Berlin. John Bellon Emerson, man muss das gleich mal sagen, ist ein freundlicher Mann. Blick in die Augen, kräftiger Händedruck, immer gut für einen Scherz.

Und zu normalen Zeiten hätte einen der neue US-Botschafter in Deutschland an einem solch perfekten Spätherbsttag vielleicht auch auf die Dachterrasse gebeten, wo man das Pferdegespann des Brandenburger Tors so nah vor sich hat wie nirgendwo sonst. So aber findet man sich in einem dunklen Zimmer im Erdgeschoss wieder.

Das hat seinen Grund darin, dass die Dinge zwischen Deutschland und Amerika derzeit nicht so sind, wie sie sein sollten. Augenblicklich zeigen die Amerikaner ihre Vertretung nicht so gerne vor wie sonst. Schon gar nicht den merkwürdigen Aufbau oben auf dem Dach, wo sich hinter grauem Stein und Sichtblenden angeblich eine Abhör-Einrichtung befindet: Von hier oben soll eine Sondereinheit der US-Geheimdienste namens „Special Collection Service“ (SCS) das Handy von Angela Merkel abgehört haben.

Der „Spiegel“, der die ganze Angelegenheit ins Rollen brachte, hat die mutmaßliche Spionagezelle sehr passend das „Nest“ getauft. Emerson selbst spricht nur vom „Fourth Floor“, der vierten Etage. Mehr sagt der Botschafter nicht. Eine ganze Woche lang hat der Diplomat geschwiegen, seit er wegen der Spionagevorwürfe ins Auswärtige Amt einbestellt worden war - praktisch die Höchststrafe zwischen befreundeten Staaten. Aus der ganzen Botschaft gab es zu all den Verdächtigungen keinerlei Kommentar.

Am Donnerstag ließen die Amerikaner dann doch wieder einige ausgewählte Presseleute in ihre Vertretung - in eine Art Vorzimmer gleich hinter dem Eingang. Der Rest der Botschaft blieb tabu. Emerson machte deutlich, dass das zunächst einmal so bleiben soll.

Den Vorschlag, die vierte Etage zur Besichtigung freizugeben - als Beweis dafür, dass dort nicht zu verbergen ist -, wies er mit einem einfachen „No“ strikt zurück. Das Recht hat er dabei auf seiner Seite: Nach dem Wiener Übereinkommen sind alle diplomatischen Vertretungen weltweit „unverletzlich“.

Emerson wollte auch keinerlei Auskunft darüber geben, was sich in dem Aufbau befindet. „Ich werde mich zur Struktur des Gebäudes nicht äußern.“ Als Botschafter wisse er natürlich sehr genau Bescheid, was die Vertretung so alles unternehme.

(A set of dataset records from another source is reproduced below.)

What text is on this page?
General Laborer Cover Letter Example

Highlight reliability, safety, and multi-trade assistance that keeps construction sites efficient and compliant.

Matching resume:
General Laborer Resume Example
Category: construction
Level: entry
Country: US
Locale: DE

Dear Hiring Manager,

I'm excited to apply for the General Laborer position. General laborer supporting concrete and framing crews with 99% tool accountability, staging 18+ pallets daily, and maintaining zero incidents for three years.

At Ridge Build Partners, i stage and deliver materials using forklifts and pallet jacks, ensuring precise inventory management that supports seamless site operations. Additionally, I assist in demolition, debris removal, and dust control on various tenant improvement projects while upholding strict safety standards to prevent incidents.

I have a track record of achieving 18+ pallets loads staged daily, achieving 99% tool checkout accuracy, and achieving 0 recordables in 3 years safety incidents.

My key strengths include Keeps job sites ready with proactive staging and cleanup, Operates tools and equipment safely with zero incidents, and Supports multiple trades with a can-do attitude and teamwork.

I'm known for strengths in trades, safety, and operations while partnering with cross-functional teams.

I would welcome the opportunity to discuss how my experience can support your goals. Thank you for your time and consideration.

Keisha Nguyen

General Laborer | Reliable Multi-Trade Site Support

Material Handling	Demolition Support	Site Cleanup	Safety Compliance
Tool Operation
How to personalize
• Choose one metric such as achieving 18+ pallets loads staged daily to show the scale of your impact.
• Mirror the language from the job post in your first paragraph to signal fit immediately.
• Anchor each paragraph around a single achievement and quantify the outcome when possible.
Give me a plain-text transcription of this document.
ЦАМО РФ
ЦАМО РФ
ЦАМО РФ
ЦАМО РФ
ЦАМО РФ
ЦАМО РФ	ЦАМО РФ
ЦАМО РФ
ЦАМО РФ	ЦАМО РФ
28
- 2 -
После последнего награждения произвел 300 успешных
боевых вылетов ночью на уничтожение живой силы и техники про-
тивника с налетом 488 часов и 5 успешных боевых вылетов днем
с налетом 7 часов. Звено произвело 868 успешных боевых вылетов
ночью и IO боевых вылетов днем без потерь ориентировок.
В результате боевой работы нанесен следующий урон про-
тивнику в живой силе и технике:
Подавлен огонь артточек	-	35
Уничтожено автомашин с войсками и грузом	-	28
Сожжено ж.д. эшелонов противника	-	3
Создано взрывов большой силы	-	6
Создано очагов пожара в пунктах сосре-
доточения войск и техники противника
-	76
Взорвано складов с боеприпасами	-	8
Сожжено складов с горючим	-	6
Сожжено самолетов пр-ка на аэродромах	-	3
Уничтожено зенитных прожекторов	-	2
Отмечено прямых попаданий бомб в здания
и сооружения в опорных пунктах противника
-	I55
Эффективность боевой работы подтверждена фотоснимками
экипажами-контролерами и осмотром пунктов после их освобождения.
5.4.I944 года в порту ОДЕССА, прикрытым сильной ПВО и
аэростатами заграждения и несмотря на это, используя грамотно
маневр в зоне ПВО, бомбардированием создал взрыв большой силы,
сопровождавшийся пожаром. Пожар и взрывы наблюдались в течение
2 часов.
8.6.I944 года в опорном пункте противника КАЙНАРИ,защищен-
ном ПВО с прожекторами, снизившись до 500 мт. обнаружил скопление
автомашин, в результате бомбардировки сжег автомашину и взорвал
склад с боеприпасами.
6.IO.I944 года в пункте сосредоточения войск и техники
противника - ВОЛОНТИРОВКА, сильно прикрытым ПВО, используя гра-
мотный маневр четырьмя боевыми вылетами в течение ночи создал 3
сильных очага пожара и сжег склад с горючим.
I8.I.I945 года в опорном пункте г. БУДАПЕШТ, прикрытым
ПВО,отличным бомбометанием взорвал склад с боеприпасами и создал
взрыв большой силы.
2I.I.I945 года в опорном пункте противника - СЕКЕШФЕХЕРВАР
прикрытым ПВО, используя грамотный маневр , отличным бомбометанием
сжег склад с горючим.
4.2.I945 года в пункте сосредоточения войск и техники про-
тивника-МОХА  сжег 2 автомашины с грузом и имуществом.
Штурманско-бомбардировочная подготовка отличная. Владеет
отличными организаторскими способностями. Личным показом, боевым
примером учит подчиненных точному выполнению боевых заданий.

Nur so viel: Umbesetzungen habe es seit Bekanntwerden der Affäre keine gegeben. Damit reagierte der US-Statthalter in Berlin auf Spekulationen, dass die Amerikaner einige Geheimdienstler vorzeitig nach Hause schicken, bevor die Bundesregierung sie zum Verlassen des Landes bittet.

Was den eigenen Umgang mit der Technik angeht, zeigte sich der Multimillionär - der 59-Jährige war früher einmal Investmentbanker - auskunftsfreudiger. Emerson ist mit Blackberry und iPhone ausgestattet, hat eine E-Mail-Adresse bei Google und ein Konto bei Facebook - das angeblich aber nur, um seine Tochter      im Blick zu behalten, eine Schauspielerin („Die Tribute von Panem“) mit größerer Fan-Gemeinde. Die beiden Handys sollen unverschlüsselt sein.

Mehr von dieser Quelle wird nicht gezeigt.